The days leading up to these last few were filled with hesitancy, to say the very least. After the conference, I was determined to quit doing campus ministry, and simply give up, despite the encouragement of my discipler that no ministry is perfect and to keep pursuing Jesus in it anyways, despite the imperfections. For this conference, I held low expectations, that it would simply be another time of loneliness, and yet an unexpected bright, true smile spread across my face and loads of giggles of laughter were what exuded from these past two days.
For some reason, I volunteered to drive. Having my own car and being in it is a source of comfort for me, and I am very grateful that I did. With two sweet friends who came along for the ride, it was a gift and a joyous time! It was beautiful to share and be met with the same fears for the weekend ahead, and to know I was not alone with these friends by my side.
The Barefoot Republic Center is absolutely marvelous in beauty! The warmth of the sun penetrates my pores in the most magnificent ways. It was really the little things that meant the most to me this retreat: the little, genuine conversations with new friends, the vulnerability and meaningful times of sharing in my small groups, and the ability to laugh and smile in my loud, quirky, unique way, and remain loved by others.
It was the people that made the difference, Richie, our campus minister opening his heart and family to us, connecting with my small group leader, having the time to rest, and to dance and leap in the fields of grassy meadows under the star, and feel loved.
Worship, hearing the speaker, Matt, share the stories of Jesus and how He draws near to me, and being with others and knowing them more deeply was a simply extraordinary time.
All was well, until Sunday morning came. I remember eating my bowl of cereal when Richie stood up to make an announcement. He said to pray for a student, who had taken her own life. I knew immediately it was her because my roommate had texted me her name earlier to ask if I had known her. The dots connected in my head, and I gasped. I have never known someone who passed away, and truly my brain froze. I walked away to be in the sunshine by the lake with the Lord. I had promised myself before time and time again that in the face of death, I would trust the Lord. Besides, I have been so very close to where she was before. I know what it is to be teetering on the edge of life and death, and yet the Lord has somehow chosen for me to continue on here each and every time the lies cross and scream in my mind.
The past few hours have been stained with tears and physical pain in my heart. Don’t go, I want to say to her, yet she is already gone and I don’t know how to trust, but I know that the Lord is good.

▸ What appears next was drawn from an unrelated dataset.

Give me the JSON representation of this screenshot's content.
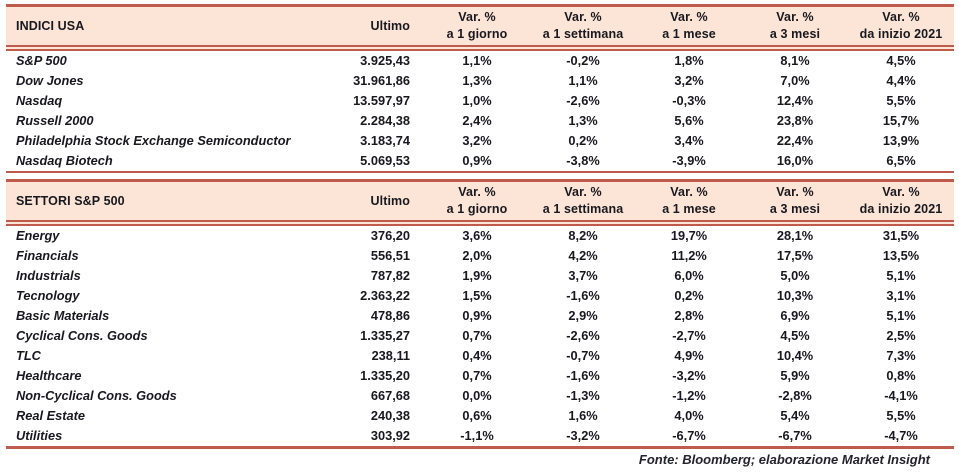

Her name was Catherine. She was in my favorite class last semester, and she sat right behind me. She was my friend. I remember seeing her last week. She was so smart. I remember most of all her hugs, and wishing I could just have one more of those. I remember the letter I wrote to her last semester:
Dear Catherine, First, I am so glad to have met you this year! It is such a joy to have class with you and to see you at Commons. I am amazed by your kindness and strength. i wanted to say that I am so sorry to hear about your mom. I cannot imagine what it must have felt like to endure that pain, and words cannot describe how sorry I am that she could not be here anymore. My grandfather passed away last semester, and it shook me up a lot. I cannot begin to relate to the feeling of losing someone so very close to you, but something that has brought me a lot of comfort is this verse from the Bible: “The Lord is close to the brokenhearted and saves those who are crushed in spirit.” – Psalm 34:18. I am not really sure what your experience has been with God, whether you believe in Him or not, but I believe that He loves and cares for you and offers strength and comfort for you to lean on at any time. You never have to believe it, but I wanted to tell you about this hope that has changed my life, and would be overjoyed to tell you more about it if you want. Well, dear friend, if there is anything I can do for you whether a hug or a Rand cookie or an encouraging word, don’t hesitate to let me know! Sincerely, Michelle (or Mimi) Cole
Sweet Catherine, I know you cannot read this and are not here with us anymore, no matter how I try to ignore that truth, but I want you to know you are so very dearly loved, and my prayer is that you are in the arms of our Father, that I will see you again one day, because that is the hope I will hold onto. Thank you for being strong and loving and caring beyond it all!! I love you, dear friend! ❤
And so this Sunday ends in tea for warmth and tears, and a broken heart, yet hopeful that Catherine is at rest with my King, and that her legacy, her impact here will continue to serve many, just as she did in her time here on earth.